A portion of Low Moor Iron Works c1850

3.019              LOW c1850 PLA        BHM 1736 B27

Portion of Low Moor iron works: ‘Plan of Forge Dam’.

Material: paper backed with linen

Scale: unk              Size: 200*140 cm          Condition: good

Low Moor Iron Works was founded in the 1790s and, despite many vicissitudes, metal processing was still continuing there up to the 1950s but has now ceased. I am surprised that plans of this most important of Bradford industrial concerns are not more common in the Local Studies Library collection and I would propose to record here anything that I can find.

This example is far too large to photograph in its entirety. The name ‘Low Moor’ doesn’t actually appear on the plan but the location adjacent to Huddersfield Road confirms that this was the location. The plan is annotated ‘Forge Dam’ but if this was indeed its original purpose it has subsequently been re-used. In addition to a large & small reservoir the original plan identified the following units: Old Puddling Forge, Coke Ovens, Forge Blacksmith’s Shop-houses, Forge bricklayer’s house, Sand Shed, and a Slab Forge with its boiler shed and engine house.

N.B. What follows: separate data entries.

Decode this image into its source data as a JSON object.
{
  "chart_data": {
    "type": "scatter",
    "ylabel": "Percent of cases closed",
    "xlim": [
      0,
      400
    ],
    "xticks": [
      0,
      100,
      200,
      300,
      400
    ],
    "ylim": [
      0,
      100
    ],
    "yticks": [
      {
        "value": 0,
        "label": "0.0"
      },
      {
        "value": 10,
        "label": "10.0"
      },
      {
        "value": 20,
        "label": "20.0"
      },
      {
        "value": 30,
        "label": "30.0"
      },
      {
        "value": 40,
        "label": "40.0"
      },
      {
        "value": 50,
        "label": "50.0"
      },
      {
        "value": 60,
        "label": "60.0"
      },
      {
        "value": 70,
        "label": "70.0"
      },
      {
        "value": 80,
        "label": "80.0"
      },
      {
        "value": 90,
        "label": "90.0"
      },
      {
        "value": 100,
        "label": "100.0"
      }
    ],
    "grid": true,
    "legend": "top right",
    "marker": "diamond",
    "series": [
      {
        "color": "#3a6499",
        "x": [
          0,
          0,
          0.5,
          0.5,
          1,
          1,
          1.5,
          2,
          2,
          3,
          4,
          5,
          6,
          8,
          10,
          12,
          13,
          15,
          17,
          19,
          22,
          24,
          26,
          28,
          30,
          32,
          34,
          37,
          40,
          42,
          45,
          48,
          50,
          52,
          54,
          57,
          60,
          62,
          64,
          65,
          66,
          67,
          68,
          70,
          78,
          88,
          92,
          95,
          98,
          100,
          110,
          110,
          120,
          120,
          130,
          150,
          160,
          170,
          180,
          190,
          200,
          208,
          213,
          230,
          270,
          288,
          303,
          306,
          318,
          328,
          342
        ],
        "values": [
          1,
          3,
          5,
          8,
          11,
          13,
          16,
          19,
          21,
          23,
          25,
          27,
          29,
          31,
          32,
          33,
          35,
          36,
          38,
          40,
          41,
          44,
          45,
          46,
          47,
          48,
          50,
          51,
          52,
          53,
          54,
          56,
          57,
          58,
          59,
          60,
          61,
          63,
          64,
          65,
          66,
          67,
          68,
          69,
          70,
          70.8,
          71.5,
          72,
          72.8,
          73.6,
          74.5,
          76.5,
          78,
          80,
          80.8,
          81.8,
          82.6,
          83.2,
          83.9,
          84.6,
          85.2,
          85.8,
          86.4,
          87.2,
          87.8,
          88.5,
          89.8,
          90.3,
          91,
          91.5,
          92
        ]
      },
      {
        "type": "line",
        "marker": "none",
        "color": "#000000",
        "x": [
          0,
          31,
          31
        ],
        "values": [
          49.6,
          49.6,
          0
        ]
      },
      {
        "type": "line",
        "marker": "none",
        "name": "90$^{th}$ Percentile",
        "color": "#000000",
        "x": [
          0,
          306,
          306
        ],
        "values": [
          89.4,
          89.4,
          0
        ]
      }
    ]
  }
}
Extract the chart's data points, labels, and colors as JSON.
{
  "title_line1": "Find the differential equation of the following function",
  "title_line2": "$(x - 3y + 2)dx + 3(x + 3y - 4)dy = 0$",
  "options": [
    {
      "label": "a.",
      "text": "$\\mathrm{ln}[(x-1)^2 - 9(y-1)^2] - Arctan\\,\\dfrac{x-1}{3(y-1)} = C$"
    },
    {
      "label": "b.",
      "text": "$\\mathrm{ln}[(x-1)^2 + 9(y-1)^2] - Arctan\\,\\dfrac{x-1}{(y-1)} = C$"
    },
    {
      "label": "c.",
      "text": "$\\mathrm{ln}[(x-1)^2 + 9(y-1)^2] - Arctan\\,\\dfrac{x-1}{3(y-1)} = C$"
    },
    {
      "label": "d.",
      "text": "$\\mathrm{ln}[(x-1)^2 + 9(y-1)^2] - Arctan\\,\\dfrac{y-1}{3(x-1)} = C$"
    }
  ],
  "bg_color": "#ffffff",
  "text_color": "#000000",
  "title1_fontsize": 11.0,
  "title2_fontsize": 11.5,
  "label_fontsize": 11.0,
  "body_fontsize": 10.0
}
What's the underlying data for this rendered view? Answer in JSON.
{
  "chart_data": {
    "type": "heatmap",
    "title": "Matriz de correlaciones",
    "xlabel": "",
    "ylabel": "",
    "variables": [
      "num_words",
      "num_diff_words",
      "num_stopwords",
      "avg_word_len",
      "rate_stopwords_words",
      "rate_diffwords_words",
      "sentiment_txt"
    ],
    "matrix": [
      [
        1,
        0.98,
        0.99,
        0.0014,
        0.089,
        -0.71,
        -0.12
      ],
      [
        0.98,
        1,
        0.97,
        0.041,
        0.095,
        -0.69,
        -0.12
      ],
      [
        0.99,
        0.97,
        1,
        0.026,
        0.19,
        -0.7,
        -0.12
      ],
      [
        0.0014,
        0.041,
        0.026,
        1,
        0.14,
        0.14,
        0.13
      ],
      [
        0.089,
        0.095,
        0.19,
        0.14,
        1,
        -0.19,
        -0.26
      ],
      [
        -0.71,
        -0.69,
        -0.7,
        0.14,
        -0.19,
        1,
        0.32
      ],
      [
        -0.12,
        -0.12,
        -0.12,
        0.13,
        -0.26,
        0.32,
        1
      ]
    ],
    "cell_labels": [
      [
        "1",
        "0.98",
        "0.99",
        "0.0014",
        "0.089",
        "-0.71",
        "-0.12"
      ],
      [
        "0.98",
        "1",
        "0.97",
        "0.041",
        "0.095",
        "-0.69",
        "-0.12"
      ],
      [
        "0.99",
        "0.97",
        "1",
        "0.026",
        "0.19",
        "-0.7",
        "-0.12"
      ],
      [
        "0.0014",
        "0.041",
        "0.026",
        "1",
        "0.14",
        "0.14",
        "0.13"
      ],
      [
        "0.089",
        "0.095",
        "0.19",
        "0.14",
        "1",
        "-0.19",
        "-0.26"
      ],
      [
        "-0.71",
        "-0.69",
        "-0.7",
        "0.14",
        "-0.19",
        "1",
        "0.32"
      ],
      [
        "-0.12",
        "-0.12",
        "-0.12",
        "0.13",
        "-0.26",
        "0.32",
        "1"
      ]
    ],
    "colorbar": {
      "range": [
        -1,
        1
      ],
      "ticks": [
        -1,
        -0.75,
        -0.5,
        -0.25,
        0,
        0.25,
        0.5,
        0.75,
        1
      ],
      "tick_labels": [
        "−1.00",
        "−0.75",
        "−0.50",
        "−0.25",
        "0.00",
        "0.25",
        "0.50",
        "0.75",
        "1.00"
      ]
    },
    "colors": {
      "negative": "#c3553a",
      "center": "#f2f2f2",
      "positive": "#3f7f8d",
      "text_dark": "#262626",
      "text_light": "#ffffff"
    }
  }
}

The whole process of iron production at Low Moor depended on the conversion of Better Bed Coal to coke. Coke was essential as the fuel for smelting iron from iron ore, replacing charcoal for this purpose in the eighteenth century. The production of coke resulted in other useful products such as town gas and coal tar. Puddling was the technique adopted for converting the brittle cast-iron produced in the blast furnaces into ‘wrought iron’ which was stronger and more resistant to corrosion. This has long been replaced by mild steel but in the nineteenth century Best Yorkshire wrought iron produced at Low Moor had a world-wide reputation. A detailed account of iron making at Low Moor is that of Charles Dodsworth in 1971 (Industrial Archaeology, 8, pps. 122-161). He states that a new puddling section was erected in 1846 which suggests that this plan is no earlier than 1850. Forging was the shaping of metal by hammering to shape and is contrasted to casting where liquid metal is poured into a mould. Iron slabs produced in the slab forge are likely to have been incorporated into engine boilers for which there was a huge demand in a steam-driven world.

Additions to the original plan are drawn in red. Clearly a multi-bayed building with two chimneys has been built, or at least designed, over part of the small reservoir. It is not identified a to function, but it is connected by steam pipes to neighbouring buildings. Was its whole purpose steam production? I may need to find another map before I am sure of that.